Oh, no, there is no intent from my end to pursue a friendship with her unless she is absolutely sure it won't mess her up even more. That's why I only told her that I'll always be open to her, but that she should give herself as much time as she needs. I didn't specifically mention a friendship at all. I've been on the other end and I do not want to be one to encourage this kind of slow and sickly grind. I genuinely do love her a lot and I want to do absolutely anything I can do to minimise her pain.

[–] [email protected] 3 points 3 months ago* (last edited 3 months ago) (1 children)

Hmmh. There is a line somewhere between ghosting someone after a breakup and having unhealthy contact. Or doing silly things like a on/off relationship. It's certainly not easy. And I don't think there is a rule that applies to all people. It has to be judged on a case by case basis.

I'm really not an expert on these kinds of things. My observation is, people usually talk to close friends after a breakup and that helps to cope. At least a bit. If she has some best friend, maybe talking to them is a way to process things. Get some reassurance and not feel alone with that feeling. Usually people can relate because it happens to most of us. Breakups really suck big time. But there is no proper alternative to moving on (after some time). And as the ex partner you're usually not the correct person to help them move on, because you're too involved and part of the issue.
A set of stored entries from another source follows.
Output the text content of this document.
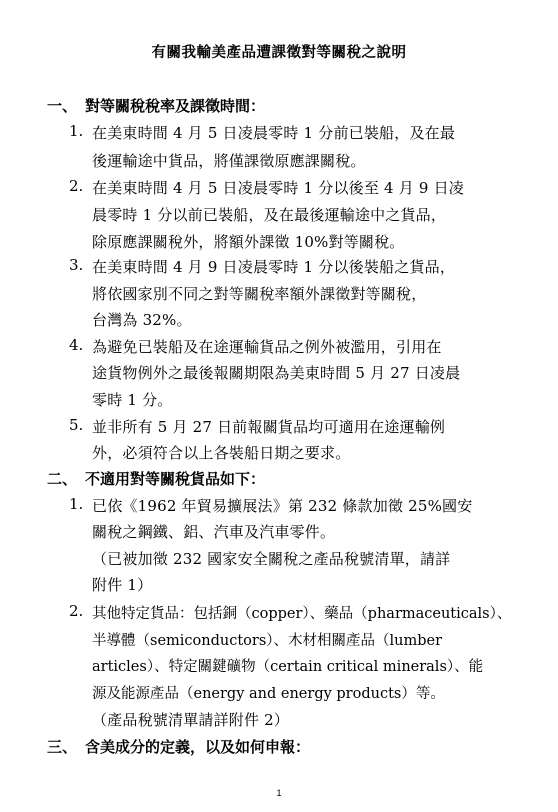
有關我輸美產品遭課徵對等關稅之說明
一、 對等關稅稅率及課徵時間：
1. 在美東時間 4 月 5 日凌晨零時 1 分前已裝船，及在最
後運輸途中貨品，將僅課徵原應課關稅。
2. 在美東時間 4 月 5 日凌晨零時 1 分以後至 4 月 9 日凌
晨零時 1 分以前已裝船，及在最後運輸途中之貨品，
除原應課關稅外，將額外課徵 10%對等關稅。
3. 在美東時間 4 月 9 日凌晨零時 1 分以後裝船之貨品，
將依國家別不同之對等關稅率額外課徵對等關稅，
台灣為 32%。
4. 為避免已裝船及在途運輸貨品之例外被濫用，引用在
途貨物例外之最後報關期限為美東時間 5 月 27 日凌晨
零時 1 分。
5. 並非所有 5 月 27 日前報關貨品均可適用在途運輸例
外，必須符合以上各裝船日期之要求。
二、 不適用對等關稅貨品如下：
1. 已依《1962 年貿易擴展法》第 232 條款加徵 25%國安
關稅之鋼鐵、鋁、汽車及汽車零件。
（已被加徵 232 國家安全關稅之產品稅號清單，請詳
附件 1）
2. 其他特定貨品：包括銅（copper）、藥品（pharmaceuticals）、
半導體（semiconductors）、木材相關產品（lumber
articles）、特定關鍵礦物（certain critical minerals）、能
源及能源產品（energy and energy products）等。
（產品稅號清單請詳附件 2）
三、 含美成分的定義，以及如何申報：
1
Another idea for you would be to talk to her best friend (if she has one)? You can ask them how things are going. And ask them if there's anything you can do. If they talked, the friend should know what kind of distance is right for her and if she expressed some request that you can fulfill. In the end you sound like you value and respect her. And you're willing to think it through and do the right thing. That's a good start. It doesn't guarantee anything, since you're only one part in the puzzle. But I think that's a good approach and way better than lots of breakups I've seen. But it's just a difficult situation. It doesn't make it better that you're missing a tangible reason for why it doesn't work... It's easier if one person would be an asshole for example and you have a proper reason to split up. But feeling something (or not feeling something) is equally as valid. (And *why* you feel something is kind of secondary anyways. It helps to process things and get an answer. But ultimately if you can't change the way you feel, the answer also doesn't really change anything. And feelings don't have to abide by logic or be consistent. Just make sure she knows she isn't the cause. That's an important thing to know. But you already said you did that.)

[–] [email protected] 2 points 3 months ago

I haven't had the chance to meet her friends so far, all of our dates were just between the two of us. She does have a lot of friends from what she's told me, so I hope she'll be able to find some comfort with them and with her family.

Right now, I wouldn't dare try to contact her, I don't want to make things any more painful or complicated than I already have. I'm keeping my door open for her, however, if she'll ever feel that she can talk to me without it tearing her apart.

As for telling her that she had no fault in this, I did. Repeatedly, obsessively, almost. I got really emotional when seeing her so hurt. I kept saying it to her because, if nothing else, I wanted her to walk away with that knowledge for whatever it's worth.